Sizing Guidelines for the Local Processing Hub
The most important factor impacting the HVR hub size is whether the hub also performs the role of a source and/or a target HVR agent. General recommendations include:
- Co-locate the hub with a production source database only if the server(s) hosting the production database has (have) sufficient available resources (CPU, memory, storage space and IO capacity) to support the HVR hub for your setup.
- HVR capture may run against a physical standby of the source database with no direct impact on the source production database. Mainly consider CPU utilization of the capture process(es) running on the source database in this case, knowing that for an Oracle RAC production database there will be one log parser per node in the source database, irrespective of the standby database configuration.
- Sorting data to coalesce changes for burst mode and to perform row-wise data compares (also part of a row-wise refresh) are CPU, memory and (temporary) storage space intensive.
- Utilities to populate the database target like TPT (for Teradata) and gpfdist (for Greenplum) can be very resource-intensive.
As the basis for sizing we use the number of a so-called channel, a concept HVR exposes, that for the purpose of this sizing document is simplified to mean a single source and a single target. In this context multiple channels may be feeding into the same target, or sourcing from the same source. The change rate mentioned in the sizing guide line below is the volume of transaction log changes produced by the database (irrespective of whether or not HVR captures all table changes from the source or only a subset).
Table: Rough Guidelines to Size the Hub
Review the guidelines and decide based on your situation what is the best hub configuration.

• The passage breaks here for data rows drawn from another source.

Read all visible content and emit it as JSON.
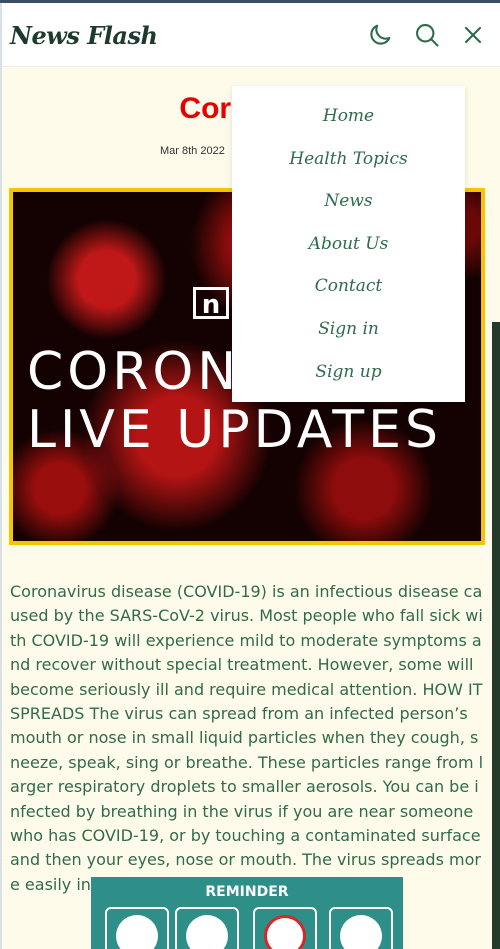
{
  "header": {
    "logo": "News Flash",
    "icons": {
      "theme": "moon-icon",
      "search": "search-icon",
      "close": "close-icon"
    }
  },
  "article": {
    "title": "Corona Vi",
    "date": "Mar 8th 2022",
    "hero": {
      "badge": "n",
      "line1": "CORONA",
      "line2": "LIVE UPDATES"
    },
    "body": "Coronavirus disease (COVID-19) is an infectious disease caused by the SARS-CoV-2 virus. Most people who fall sick with COVID-19 will experience mild to moderate symptoms and recover without special treatment. However, some will become seriously ill and require medical attention. HOW IT SPREADS The virus can spread from an infected person’s mouth or nose in small liquid particles when they cough, sneeze, speak, sing or breathe. These particles range from larger respiratory droplets to smaller aerosols. You can be infected by breathing in the virus if you are near someone who has COVID-19, or by touching a contaminated surface and then your eyes, nose or mouth. The virus spreads more easily indoors and in crowded settings.",
    "reminder": {
      "title": "REMINDER"
    }
  },
  "menu": {
    "items": [
      "Home",
      "Health Topics",
      "News",
      "About Us",
      "Contact",
      "Sign in",
      "Sign up"
    ]
  },
  "colors": {
    "accent": "#2f6b4c",
    "title": "#e60000",
    "background": "#fffbea",
    "hero_border": "#f7c400"
  }
}
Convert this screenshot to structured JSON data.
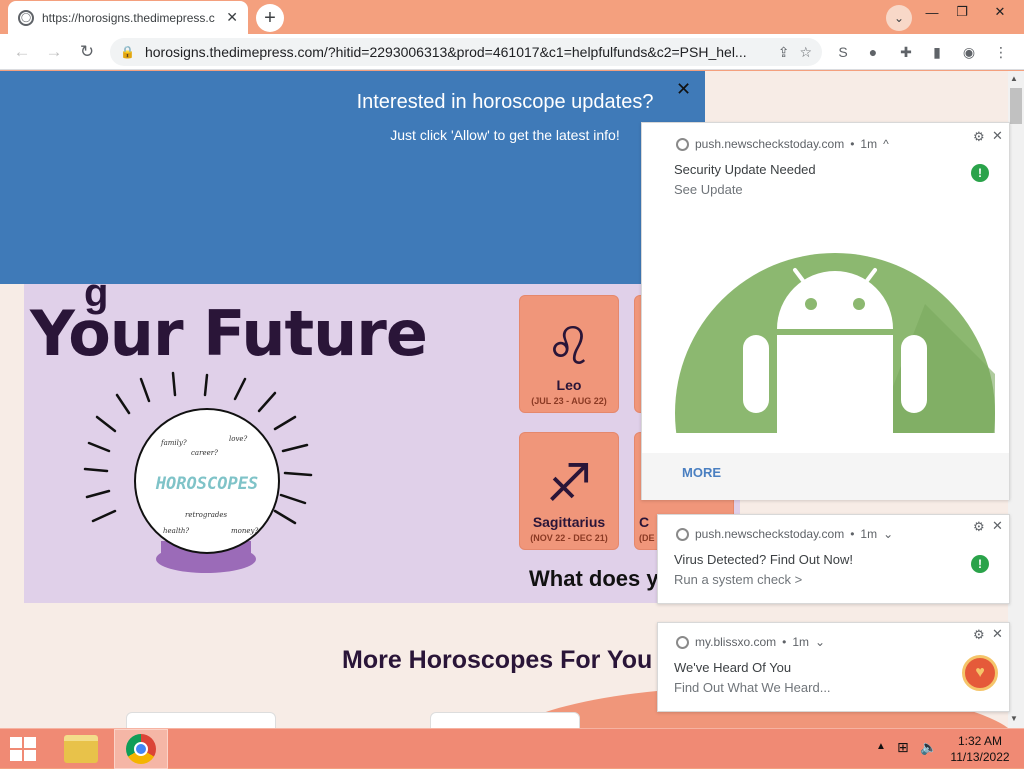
{
  "browser": {
    "tab_title": "https://horosigns.thedimepress.c",
    "tab_close": "✕",
    "new_tab": "+",
    "url": "horosigns.thedimepress.com/?hitid=2293006313&prod=461017&c1=helpfulfunds&c2=PSH_hel...",
    "window_controls": [
      "—",
      "❐",
      "✕"
    ]
  },
  "banner": {
    "heading": "Interested in horoscope updates?",
    "subtext": "Just click 'Allow' to get the latest info!",
    "close": "✕"
  },
  "hero": {
    "title": "Your Future",
    "crystal_ball_text": "HOROSCOPES",
    "crystal_ball_words": [
      "family?",
      "career?",
      "love?",
      "retrogrades",
      "health?",
      "money?"
    ],
    "question": "What does y",
    "cards": [
      {
        "name": "Leo",
        "dates": "(JUL 23 - AUG 22)",
        "symbol": "♌"
      },
      {
        "name": "Sagittarius",
        "dates": "(NOV 22 - DEC 21)",
        "symbol": "♐"
      }
    ],
    "partial_card_2": {
      "name": "C",
      "dates": "(DE"
    }
  },
  "more_heading": "More Horoscopes For You",
  "notifications": [
    {
      "source": "push.newscheckstoday.com",
      "time": "1m",
      "chevron": "^",
      "title": "Security Update Needed",
      "body": "See Update",
      "action": "MORE"
    },
    {
      "source": "push.newscheckstoday.com",
      "time": "1m",
      "chevron": "⌄",
      "title": "Virus Detected? Find Out Now!",
      "body": "Run a system check >"
    },
    {
      "source": "my.blissxo.com",
      "time": "1m",
      "chevron": "⌄",
      "title": "We've Heard Of You",
      "body": "Find Out What We Heard..."
    }
  ],
  "taskbar": {
    "time": "1:32 AM",
    "date": "11/13/2022"
  },
  "colors": {
    "chrome_frame": "#f4a07e",
    "banner": "#3f7ab8",
    "hero_bg": "#e0d0e9",
    "card": "#f0967a",
    "android_green": "#8cb870",
    "badge_green": "#2aa34a",
    "taskbar": "#f08a74"
  }
}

For example:
- Your hub may capture changes for one of multiple sources, using agents for the other sources.
- One of your sources may be a heavily-loaded 8-node Oracle Exadata database that requires far more resources to perform CDC than a single mid-size SQL Server database.
- You may plan to run very frequent (resource intensive) compare jobs.
- Etc.
Test your assumptions if at all possible. Systems in the cloud can easily be changed in configuration to simplify your tests.